The film unfolds in a dreamy French suburbia, its action nearly exclusively confined to the three main players. It is loosely based on a Ruth Rendell short story, but where for Rendell’s middle-class English characters the body’s drives are to be feared, for Ozon’s bourgeoisie they bring curiosity and delight, as well as alarm.
It’s impossible to write more about what happens without spoilers; hopefully it’s enough to say that this is one of those films you feel they had a good time making, that it’s gorgeous to look at, and the swoony beauty and humour are all to a cause, asking what we really know of others’ sexuality, or of our own, until we are exposed to something new.

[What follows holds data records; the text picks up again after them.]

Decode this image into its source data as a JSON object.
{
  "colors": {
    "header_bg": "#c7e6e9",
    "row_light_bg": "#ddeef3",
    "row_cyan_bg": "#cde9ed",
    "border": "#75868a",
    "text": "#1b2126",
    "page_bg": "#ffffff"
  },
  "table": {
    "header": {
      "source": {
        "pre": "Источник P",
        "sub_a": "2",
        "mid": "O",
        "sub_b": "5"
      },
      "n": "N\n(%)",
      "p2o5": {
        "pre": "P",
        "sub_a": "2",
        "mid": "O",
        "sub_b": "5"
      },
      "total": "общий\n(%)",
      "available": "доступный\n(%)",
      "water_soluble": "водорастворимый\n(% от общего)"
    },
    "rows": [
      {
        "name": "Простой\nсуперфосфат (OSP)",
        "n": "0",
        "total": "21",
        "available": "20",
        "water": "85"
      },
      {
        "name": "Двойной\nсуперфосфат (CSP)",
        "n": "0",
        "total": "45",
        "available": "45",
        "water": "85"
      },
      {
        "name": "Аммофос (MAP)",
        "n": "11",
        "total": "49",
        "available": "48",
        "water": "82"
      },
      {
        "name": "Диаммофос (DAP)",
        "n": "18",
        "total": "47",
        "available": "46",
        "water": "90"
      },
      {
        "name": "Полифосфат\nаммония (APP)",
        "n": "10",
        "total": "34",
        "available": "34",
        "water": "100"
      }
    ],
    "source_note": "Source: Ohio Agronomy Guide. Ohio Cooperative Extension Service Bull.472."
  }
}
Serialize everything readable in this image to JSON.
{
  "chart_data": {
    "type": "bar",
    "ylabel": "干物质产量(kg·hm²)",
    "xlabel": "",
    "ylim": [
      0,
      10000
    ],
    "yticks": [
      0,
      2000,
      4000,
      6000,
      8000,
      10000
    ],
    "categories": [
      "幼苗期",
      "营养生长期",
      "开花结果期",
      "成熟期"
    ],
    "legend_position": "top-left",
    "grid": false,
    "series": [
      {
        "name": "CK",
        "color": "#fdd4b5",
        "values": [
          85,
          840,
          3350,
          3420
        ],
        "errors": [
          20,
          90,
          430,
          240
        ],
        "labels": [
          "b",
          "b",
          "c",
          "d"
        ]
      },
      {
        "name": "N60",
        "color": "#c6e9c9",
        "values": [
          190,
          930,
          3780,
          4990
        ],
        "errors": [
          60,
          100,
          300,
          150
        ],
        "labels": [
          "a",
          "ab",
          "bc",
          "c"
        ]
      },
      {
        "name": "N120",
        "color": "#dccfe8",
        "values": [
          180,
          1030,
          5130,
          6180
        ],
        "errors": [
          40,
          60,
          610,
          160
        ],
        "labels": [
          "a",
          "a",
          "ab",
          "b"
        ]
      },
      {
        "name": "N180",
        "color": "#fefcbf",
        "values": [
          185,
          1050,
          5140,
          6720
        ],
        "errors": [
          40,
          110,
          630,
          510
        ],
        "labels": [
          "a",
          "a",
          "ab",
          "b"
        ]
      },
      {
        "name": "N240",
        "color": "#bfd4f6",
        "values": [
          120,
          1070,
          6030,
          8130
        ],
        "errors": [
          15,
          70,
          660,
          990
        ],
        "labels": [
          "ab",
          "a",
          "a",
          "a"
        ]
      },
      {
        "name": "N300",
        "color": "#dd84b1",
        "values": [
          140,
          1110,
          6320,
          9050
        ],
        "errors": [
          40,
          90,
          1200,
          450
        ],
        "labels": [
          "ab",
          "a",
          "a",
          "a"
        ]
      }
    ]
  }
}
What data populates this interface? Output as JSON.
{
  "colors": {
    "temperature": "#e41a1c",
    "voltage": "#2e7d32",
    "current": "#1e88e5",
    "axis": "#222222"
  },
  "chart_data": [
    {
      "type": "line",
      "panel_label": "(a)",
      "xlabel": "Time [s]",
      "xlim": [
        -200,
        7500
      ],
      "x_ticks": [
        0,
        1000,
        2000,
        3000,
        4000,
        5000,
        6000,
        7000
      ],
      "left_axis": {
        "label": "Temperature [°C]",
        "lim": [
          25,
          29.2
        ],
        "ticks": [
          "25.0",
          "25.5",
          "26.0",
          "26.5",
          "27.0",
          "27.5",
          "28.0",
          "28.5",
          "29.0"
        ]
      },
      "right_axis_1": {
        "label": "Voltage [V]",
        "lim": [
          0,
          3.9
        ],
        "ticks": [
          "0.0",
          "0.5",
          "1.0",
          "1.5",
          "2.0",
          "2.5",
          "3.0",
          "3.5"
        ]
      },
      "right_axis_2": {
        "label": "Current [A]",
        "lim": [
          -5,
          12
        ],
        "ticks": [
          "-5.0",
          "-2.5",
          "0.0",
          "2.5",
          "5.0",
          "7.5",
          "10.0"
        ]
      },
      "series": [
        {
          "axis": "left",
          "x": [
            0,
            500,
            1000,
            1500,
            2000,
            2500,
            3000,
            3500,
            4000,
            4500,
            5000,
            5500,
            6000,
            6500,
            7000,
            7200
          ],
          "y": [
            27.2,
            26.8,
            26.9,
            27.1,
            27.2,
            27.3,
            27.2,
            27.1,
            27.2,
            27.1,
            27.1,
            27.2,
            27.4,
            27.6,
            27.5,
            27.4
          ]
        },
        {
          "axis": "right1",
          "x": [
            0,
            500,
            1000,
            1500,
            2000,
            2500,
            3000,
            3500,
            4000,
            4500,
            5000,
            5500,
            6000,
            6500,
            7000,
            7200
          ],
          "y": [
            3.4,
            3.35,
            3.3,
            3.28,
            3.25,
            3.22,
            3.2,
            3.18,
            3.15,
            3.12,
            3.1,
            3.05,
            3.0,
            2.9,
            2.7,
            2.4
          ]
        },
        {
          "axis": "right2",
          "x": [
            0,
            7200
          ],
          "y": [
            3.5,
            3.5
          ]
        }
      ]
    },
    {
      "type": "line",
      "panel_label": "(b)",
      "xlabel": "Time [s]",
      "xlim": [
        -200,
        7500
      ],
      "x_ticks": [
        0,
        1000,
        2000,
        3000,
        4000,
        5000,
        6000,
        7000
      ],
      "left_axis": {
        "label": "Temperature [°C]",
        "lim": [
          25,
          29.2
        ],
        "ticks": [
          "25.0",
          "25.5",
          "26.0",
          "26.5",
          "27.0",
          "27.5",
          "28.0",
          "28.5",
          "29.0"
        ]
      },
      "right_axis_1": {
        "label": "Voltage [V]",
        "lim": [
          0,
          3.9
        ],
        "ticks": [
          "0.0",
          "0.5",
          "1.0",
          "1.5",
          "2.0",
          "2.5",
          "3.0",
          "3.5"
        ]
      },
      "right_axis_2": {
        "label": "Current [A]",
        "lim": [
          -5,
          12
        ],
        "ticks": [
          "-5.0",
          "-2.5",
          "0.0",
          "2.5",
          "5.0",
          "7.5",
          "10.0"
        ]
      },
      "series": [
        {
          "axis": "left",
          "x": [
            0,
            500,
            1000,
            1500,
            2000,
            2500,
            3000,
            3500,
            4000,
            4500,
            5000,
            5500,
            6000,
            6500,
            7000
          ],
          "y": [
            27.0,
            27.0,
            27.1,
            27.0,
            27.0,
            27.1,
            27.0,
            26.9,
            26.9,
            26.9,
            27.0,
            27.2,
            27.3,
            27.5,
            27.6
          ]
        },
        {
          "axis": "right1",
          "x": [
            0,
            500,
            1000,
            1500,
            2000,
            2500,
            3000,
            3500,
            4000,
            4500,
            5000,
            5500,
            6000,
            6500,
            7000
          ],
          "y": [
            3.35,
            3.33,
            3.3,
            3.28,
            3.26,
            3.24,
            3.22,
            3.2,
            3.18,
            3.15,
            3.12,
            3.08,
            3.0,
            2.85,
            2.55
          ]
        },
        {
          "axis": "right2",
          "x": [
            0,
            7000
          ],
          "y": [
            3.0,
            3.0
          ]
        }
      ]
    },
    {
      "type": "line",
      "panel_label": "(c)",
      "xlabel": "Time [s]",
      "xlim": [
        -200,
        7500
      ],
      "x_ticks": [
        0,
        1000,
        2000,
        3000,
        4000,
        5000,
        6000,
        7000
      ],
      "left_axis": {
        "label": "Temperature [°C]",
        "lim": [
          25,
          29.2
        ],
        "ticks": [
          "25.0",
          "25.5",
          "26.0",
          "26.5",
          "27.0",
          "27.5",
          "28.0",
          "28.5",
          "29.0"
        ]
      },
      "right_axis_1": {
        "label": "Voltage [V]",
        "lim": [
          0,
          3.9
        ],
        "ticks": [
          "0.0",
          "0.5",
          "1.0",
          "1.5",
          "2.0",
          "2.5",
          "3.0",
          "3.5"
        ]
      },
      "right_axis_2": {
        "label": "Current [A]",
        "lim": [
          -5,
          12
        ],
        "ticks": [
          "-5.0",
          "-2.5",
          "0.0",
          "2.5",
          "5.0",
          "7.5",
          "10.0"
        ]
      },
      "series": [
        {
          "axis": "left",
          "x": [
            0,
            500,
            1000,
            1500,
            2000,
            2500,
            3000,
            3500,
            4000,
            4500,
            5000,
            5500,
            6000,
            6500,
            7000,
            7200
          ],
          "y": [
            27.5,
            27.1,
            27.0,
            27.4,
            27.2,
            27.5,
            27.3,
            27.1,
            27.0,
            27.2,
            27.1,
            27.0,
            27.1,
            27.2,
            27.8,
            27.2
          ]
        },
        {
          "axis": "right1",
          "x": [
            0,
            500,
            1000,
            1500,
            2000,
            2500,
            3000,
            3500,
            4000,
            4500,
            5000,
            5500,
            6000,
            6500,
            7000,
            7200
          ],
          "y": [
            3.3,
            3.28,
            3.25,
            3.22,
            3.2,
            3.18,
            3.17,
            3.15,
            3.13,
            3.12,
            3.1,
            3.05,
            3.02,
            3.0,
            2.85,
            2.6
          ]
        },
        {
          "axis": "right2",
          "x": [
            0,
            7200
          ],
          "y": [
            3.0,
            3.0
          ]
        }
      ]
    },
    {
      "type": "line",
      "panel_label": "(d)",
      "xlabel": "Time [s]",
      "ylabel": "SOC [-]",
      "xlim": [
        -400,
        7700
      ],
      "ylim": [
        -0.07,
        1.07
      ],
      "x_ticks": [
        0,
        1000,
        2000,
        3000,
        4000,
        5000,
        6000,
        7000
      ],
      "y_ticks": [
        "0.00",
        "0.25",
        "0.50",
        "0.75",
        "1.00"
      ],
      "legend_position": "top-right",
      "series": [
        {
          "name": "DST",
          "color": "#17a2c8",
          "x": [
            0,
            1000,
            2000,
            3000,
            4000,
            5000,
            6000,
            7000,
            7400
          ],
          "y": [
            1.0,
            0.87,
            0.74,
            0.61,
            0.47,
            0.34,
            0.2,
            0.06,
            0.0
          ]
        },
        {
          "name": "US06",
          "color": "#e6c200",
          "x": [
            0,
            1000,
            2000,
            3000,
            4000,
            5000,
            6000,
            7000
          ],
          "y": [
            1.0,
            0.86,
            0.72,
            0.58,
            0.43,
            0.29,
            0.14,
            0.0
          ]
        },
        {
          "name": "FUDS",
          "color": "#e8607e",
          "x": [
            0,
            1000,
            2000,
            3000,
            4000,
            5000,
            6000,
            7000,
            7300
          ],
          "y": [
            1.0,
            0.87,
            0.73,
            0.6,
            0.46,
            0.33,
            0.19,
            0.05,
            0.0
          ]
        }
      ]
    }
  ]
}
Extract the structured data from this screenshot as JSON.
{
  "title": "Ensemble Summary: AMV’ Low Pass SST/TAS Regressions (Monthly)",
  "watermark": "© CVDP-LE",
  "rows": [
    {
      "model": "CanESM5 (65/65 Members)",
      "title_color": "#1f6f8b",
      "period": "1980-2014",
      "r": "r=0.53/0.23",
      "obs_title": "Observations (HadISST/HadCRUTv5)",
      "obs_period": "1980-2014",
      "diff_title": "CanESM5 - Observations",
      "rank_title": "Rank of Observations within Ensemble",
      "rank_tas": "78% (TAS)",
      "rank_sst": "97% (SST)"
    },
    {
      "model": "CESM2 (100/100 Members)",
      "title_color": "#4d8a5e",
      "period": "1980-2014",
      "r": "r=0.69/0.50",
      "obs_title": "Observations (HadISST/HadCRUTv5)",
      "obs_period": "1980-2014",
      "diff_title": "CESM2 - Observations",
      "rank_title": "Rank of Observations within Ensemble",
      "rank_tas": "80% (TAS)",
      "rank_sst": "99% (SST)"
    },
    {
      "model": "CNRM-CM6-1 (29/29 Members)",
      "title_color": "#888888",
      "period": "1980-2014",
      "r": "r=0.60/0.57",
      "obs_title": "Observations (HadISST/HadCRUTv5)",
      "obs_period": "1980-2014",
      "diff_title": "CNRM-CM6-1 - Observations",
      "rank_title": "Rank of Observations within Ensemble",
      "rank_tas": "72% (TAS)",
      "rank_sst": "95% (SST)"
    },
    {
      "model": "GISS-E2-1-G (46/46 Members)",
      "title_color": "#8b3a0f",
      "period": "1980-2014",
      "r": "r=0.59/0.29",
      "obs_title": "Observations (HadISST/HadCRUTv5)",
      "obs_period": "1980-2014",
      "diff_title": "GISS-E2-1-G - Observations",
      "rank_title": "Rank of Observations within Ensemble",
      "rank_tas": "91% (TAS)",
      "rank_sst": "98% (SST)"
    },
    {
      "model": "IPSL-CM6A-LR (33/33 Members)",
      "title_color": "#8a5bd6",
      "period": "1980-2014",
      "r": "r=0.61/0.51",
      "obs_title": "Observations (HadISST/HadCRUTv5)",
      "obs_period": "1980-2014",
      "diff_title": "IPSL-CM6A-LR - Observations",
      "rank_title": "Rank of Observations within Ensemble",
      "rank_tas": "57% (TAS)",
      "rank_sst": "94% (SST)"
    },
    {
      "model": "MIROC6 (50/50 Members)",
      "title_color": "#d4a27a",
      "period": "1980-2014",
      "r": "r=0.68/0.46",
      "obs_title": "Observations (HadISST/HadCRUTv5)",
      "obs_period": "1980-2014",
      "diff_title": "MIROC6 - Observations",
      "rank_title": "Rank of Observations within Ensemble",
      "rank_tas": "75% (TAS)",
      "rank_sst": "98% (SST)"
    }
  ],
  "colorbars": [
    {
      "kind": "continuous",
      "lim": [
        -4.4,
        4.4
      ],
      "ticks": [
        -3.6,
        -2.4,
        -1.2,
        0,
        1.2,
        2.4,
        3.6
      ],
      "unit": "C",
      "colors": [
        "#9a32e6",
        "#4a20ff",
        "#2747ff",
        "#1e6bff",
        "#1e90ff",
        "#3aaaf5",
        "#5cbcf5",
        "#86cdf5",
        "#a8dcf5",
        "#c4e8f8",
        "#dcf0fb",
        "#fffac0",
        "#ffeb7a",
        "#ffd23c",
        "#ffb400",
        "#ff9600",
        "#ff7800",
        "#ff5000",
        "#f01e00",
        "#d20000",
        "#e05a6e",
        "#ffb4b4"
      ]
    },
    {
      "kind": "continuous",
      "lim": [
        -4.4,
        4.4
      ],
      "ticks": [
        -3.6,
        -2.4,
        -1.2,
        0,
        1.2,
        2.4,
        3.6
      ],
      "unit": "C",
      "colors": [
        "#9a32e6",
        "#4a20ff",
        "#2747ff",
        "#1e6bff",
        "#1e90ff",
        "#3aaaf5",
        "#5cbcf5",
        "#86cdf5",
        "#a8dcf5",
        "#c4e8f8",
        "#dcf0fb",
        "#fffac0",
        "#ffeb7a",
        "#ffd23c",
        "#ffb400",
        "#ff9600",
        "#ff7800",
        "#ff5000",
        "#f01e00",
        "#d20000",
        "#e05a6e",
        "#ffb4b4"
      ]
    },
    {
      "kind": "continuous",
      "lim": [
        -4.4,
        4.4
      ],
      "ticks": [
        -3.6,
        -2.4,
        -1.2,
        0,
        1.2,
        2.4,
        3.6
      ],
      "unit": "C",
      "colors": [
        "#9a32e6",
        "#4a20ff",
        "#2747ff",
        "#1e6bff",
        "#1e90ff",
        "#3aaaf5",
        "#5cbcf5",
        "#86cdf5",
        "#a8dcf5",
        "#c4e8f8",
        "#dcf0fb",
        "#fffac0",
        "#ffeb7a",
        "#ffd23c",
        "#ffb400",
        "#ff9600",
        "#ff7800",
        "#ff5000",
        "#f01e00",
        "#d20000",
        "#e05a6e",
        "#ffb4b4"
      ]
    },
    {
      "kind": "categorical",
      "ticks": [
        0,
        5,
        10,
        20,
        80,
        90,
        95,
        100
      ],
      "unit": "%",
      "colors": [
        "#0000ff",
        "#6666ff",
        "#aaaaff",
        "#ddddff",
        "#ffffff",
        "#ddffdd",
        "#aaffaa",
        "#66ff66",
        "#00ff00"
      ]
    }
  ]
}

Even in this softly shampooed, perfectly lit world, intimacy, honesty and lack of judgement are the most important things in love.
Love at First Fight/Les Combattants, the debut feature by Thomas Cailley, is one of the smartest and most charming romantic comedies I’ve seen in ages. Arnaud (Kévin Azaïs), whose father has recently died, is spending the summer in his small seaside town, helping his older brother continue the family building business. The army is in town recruiting, and during a beach wrestling session with local youths Arnaud has to face down Madeleine (Adèle Haenel), another young contender, and finds himself doing whatever it takes to get the upper hand.
Madeleine would not approve of Ozon’s plush comforts: she sees imminent environmental and financial catastrophe; disaster is coming and it will be each one for herself. If you have to work out constantly and be able to stomach sardine milkshakes to survive, so be it. Through her experiences at army training camp, and Arnaud’s slowly figuring himself out, the film explores survival, duty, teamwork, individualism and vulnerability with a sense of the absurd and quiet romantic joy. The young actors have terrific chemistry and the writing is fresh, funny and compassionate.
Twenty years after La Haine (take a minute, those of you who remember seeing that at the cinema like it was yesterday), May Allah Bless France!/Qu’Allah bénisse la France! by Abd Al Malik, based on his memoir, is another black and white film about young people in the underprivileged suburbs of a French city — this time Strasbourg — amidst a mix of music, gangs, racial discrimination, media prejudice and heavy-handed policing. This is a much more loosely structured, autobiographical tale, following Régis as he grows from a confused teen into a young man. He excels at school and strives to become a successful rapper, but it’s not until he embraces Islam that he finds peace. It’s a slow-moving and very personal story, dotted with some nice detail among the stylistic collage (documentary and music video references drive the visuals; Camus’s The Myth of Sisyphus is referenced a lot, and underpins the theme). When Régis, now calling himself Abd Al Malik, argues with some older boys over his devout wearing of the thobe while proselytising on the streets, one of them points out his trainers: “You think the Prophet wears high-tops?”
The Alliance Française French Film Festival featuring these three films — plus another 29 — is on at the Embassy Theatre from 11 to 29 March.